The UK Climate Resilience Programme ran from 2019 to 2023

Valuing and monitoring climate services (Webinar)

UK Climate Resilience Programme Webinar Series 2022-2023

Date: 18 January 2023, 12.00pm (GMT)

Speakers: Paul Watkiss (Paul Watkiss Associates) and Alistair Hunt (Bath University); with Daisy Jameson (Climate Change Committee) as respondent

Chair: Suraje Dessai

View this webinar on YouTube

Abstract

Investing in climate services leads to improved information, for example, from new or enhanced seasonal forecasts. In turn this information provides economic benefits to users, as it leads to positive outcomes from improved decisions. These economic benefits can be quantified, and this provides useful evidence for supporting investment in climate services. To date, quantitative evidence relating to the benefits of climate services has mostly been limited to agricultural seasonal forecasts. Here we provide four studies that illustrate the possibility of generating quantitative estimates of the financial and economic benefits of different climate services in various sectoral and temporal contexts. Study 1 quantifies the financial benefits of investment in a) short-term, observation-focussed, weather forecasts that can be used to reduce damage to viticulture from frosts, and b) the benefits of using climate change projections to aid investment planning in viticulture in the UK. Study 2 quantifies the economic benefits of using seasonal forecasts across road, rail and air transport in the UK, based on improved modelling of the winter North Atlantic Oscillation (NAO). Case study 3 quantifies the non-market health benefits of investment in an extended heat-alert warning system to contend with increased frequency of heatwaves in a new geographical area. Finally, Study 4 examines climate change allowances and their use in infrastructure design.

Biographies

Paul Watkiss is the director of Paul Watkiss Associates, a research consultancy specialising in adaptation policy, planning, finance and economics.  He has over 20 years of applied adaptation experience. Paul led the economic assessment for the UK Climate Change Risk Assessment 3 and is currently working on the Defra-funded ‘Economic Case for Climate Change Adaptation’ project, as well as European and international research on the economics of adaptation.

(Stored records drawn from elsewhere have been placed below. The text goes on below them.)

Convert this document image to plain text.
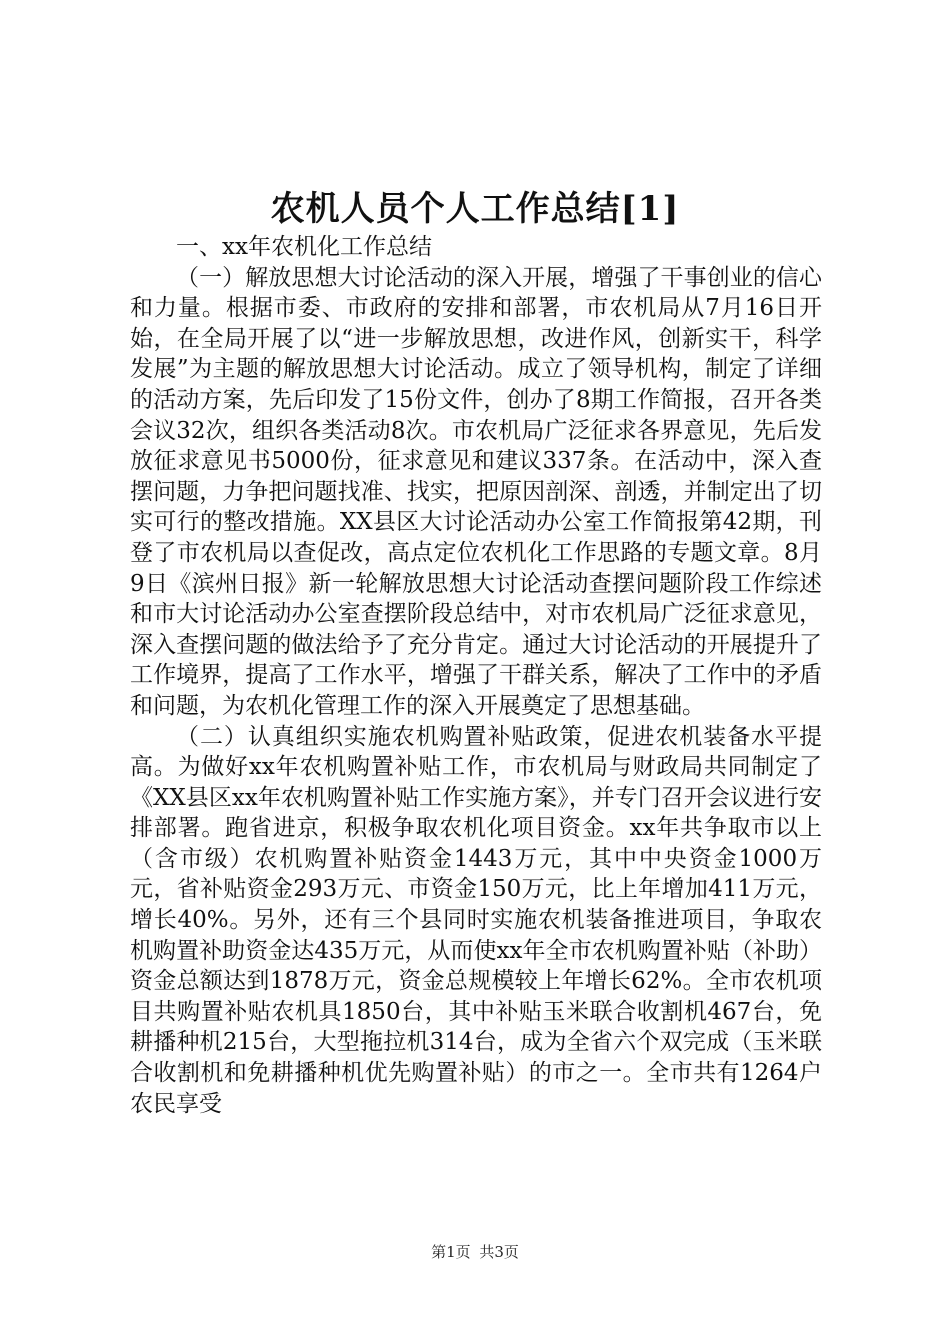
农机人员个人工作总结[1]

一、xx年农机化工作总结

（一）解放思想大讨论活动的深入开展，增强了干事创业的信心和力量。根据市委、市政府的安排和部署，市农机局从7月16日开始，在全局开展了以“进一步解放思想，改进作风，创新实干，科学发展”为主题的解放思想大讨论活动。成立了领导机构，制定了详细的活动方案，先后印发了15份文件，创办了8期工作简报，召开各类会议32次，组织各类活动8次。市农机局广泛征求各界意见，先后发放征求意见书5000份，征求意见和建议337条。在活动中，深入查摆问题，力争把问题找准、找实，把原因剖深、剖透，并制定出了切实可行的整改措施。XX县区大讨论活动办公室工作简报第42期，刊登了市农机局以查促改，高点定位农机化工作思路的专题文章。8月9日《滨州日报》新一轮解放思想大讨论活动查摆问题阶段工作综述和市大讨论活动办公室查摆阶段总结中，对市农机局广泛征求意见，深入查摆问题的做法给予了充分肯定。通过大讨论活动的开展提升了工作境界，提高了工作水平，增强了干群关系，解决了工作中的矛盾和问题，为农机化管理工作的深入开展奠定了思想基础。

（二）认真组织实施农机购置补贴政策，促进农机装备水平提高。为做好xx年农机购置补贴工作，市农机局与财政局共同制定了《XX县区xx年农机购置补贴工作实施方案》，并专门召开会议进行安排部署。跑省进京，积极争取农机化项目资金。xx年共争取市以上（含市级）农机购置补贴资金1443万元，其中中央资金1000万元，省补贴资金293万元、市资金150万元，比上年增加411万元，增长40%。另外，还有三个县同时实施农机装备推进项目，争取农机购置补助资金达435万元，从而使xx年全市农机购置补贴（补助）资金总额达到1878万元，资金总规模较上年增长62%。全市农机项目共购置补贴农机具1850台，其中补贴玉米联合收割机467台，免耕播种机215台，大型拖拉机314台，成为全省六个双完成（玉米联合收割机和免耕播种机优先购置补贴）的市之一。全市共有1264户农民享受

第1页 共3页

Alistair Hunt is a senior lecturer in environmental economics at Bath University and associate of Paul Watkiss Associates. He has been involved in all three UK Climate Change Risk Assessments to date and led the EC Research project ‘Economics of Adaptation to Climate Change’ (ECONADAPT).

Daisy Jameson is the new head of adaptation economics at the Climate Change Committee (CCC) since December 2022, leading on integrating economics into the Fourth UK Climate Change Risk Assessment. She has previously worked on Business and Aviation at the CCC and, prior to that, was an economist in the Government Economics Service.